The Taoiseach has defended his appointment of Darragh O'Brien to the Seanad for the short remainder of the term.

The appointment is to fill the vacancy recently created by the election of Ciarán Cannon to the Dáil.

Darragh O'Brien, 36, was a TD for the Dublin North Constituency who failed to get elected in the General Election.

Speaking in Tullamore, Mr Cowen said it was at the discretion of the Taoiseach if a vacancy arises to appoint a replacement for one of the eleven nominees of the Taoiseach in the Seanad.

The Taoiseach said he wanted to acknowledge that Darragh O'Brien is going to be part of a big future for Fianna Fáil.

He said he was very impressed by him and he wanted to give him that acknowledgement over the next few weeks as he prepared for the Seanad elections.

Mr Cowen reiterated the fact that it was the practice of successive Taoisigh over the years when a vacancy arises to fill it.

Meanwhile, a meeting of the Fianna Fáil Ard Comhairle ended just after 9pm after three hours of discussion.

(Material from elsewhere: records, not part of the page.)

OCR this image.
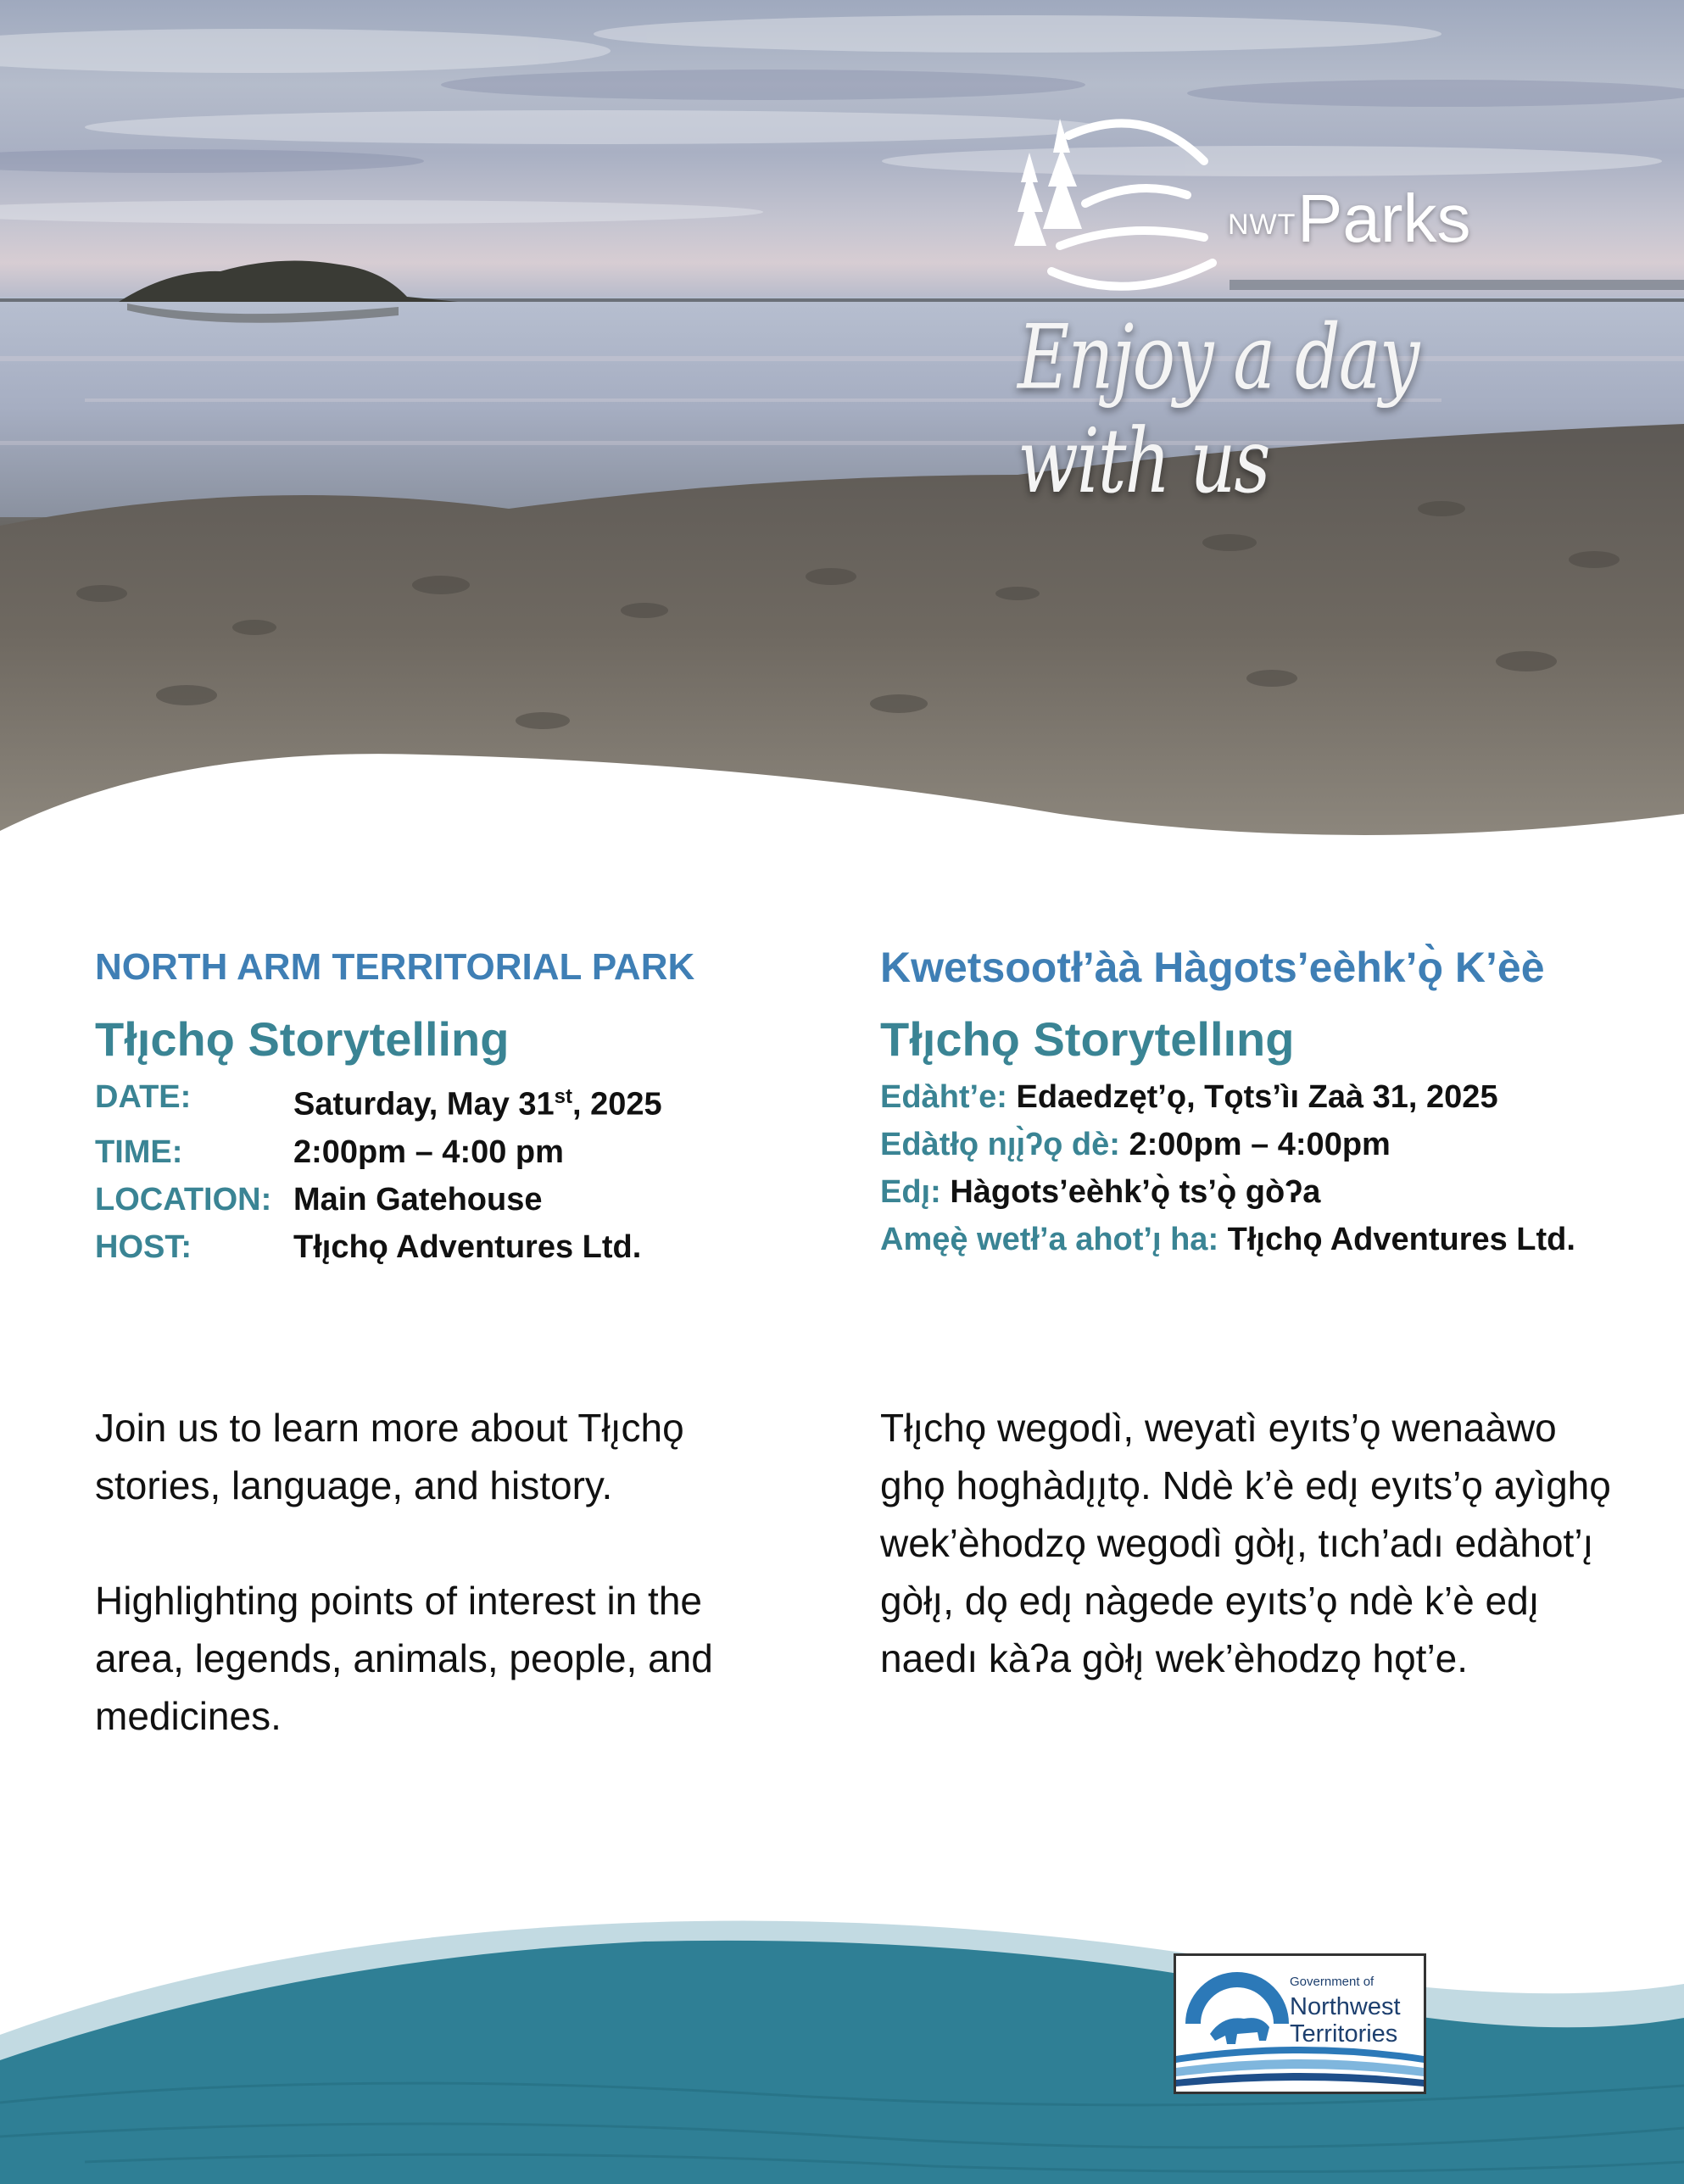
NWT Parks
Enjoy a day with us
NORTH ARM TERRITORIAL PARK
Tłı̨chǫ Storytelling
DATE:	Saturday, May 31st, 2025
TIME:	2:00pm – 4:00 pm
LOCATION: Main Gatehouse
HOST:	Tłı̨chǫ Adventures Ltd.

Join us to learn more about Tłı̨chǫ stories, language, and history.

Highlighting points of interest in the area, legends, animals, people, and medicines.

Kwetsootł’àà Hàgots’eèhk’ǫ̀ K’èè
Tłı̨chǫ Storytellıng
Edàht’e: Edaedzęt’ǫ, Tǫts’ìı Zaà 31, 2025
Edàtłǫ nı̨ı̨̀ʔǫ dè: 2:00pm – 4:00pm
Edı̨: Hàgots’eèhk’ǫ̀ ts’ǫ̀ gòʔa
Amęę̀ wetł’a ahot’ı̨ ha: Tłı̨chǫ Adventures Ltd.

Tłı̨chǫ wegodì, weyatì eyıts’ǫ wenaàwo ghǫ hoghàdı̨ı̨tǫ. Ndè k’è edı̨ eyıts’ǫ ayìghǫ wek’èhodzǫ wegodì gòłı̨, tıch’adı edàhot’ı̨ gòłı̨, dǫ edı̨ nàgede eyıts’ǫ ndè k’è edı̨ naedı kàʔa gòłı̨ wek’èhodzǫ hǫt’e.

Government of
Northwest
Territories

According to sources at the meeting, Micheál Martin gave assurances that he would not interfere with the various nominating bodies who select candidates for the Seanad elections.

The Fianna Fáil leader did ask for support in bringing in a 'strategic plan' for the Seanad.

It is also understood that Micheál Martin was given the authority to pick replacements for the vacant Fianna Fáil County Council seats, which need to be filled as a result of the General Election.

Fianna Fáil's problems in Dublin were also highlighted at the meeting, which was described as 'vibrant' and 'not acromonious'.

Elsewhere, a total of 47 candidates have put their names forward to contest the six Seanad seats that will be filled in the university constituency.

Out of the 60 seats, six are to be filled from the university constituency of NUI and Trinity College Dublin.

47 candidates formally put their names forward today. High-profile names include Senators Fiona O'Malley, Ivana Bacik, David Norris, Feargal Quinn, John Crown, Rónán Mullen and economist Marc Coleman.

Elsewhere, Fianna Fáil leader Micheál Martin's idea of getting younger candidates to go forward to contest the Seanad election is due to be discussed an Ard Chomhairle meeting tonight.

The notion has already caused some tension among sitting senators.

The Seanad is due to sit next Tuesday at 2.30pm.

Senators will debate a bill that aims to give greater protection to sub-contractors to get paid for work they carry out.

Leader of the House Donie Cassidy said there could be more sittings for the House before its April election if the new Government requires it.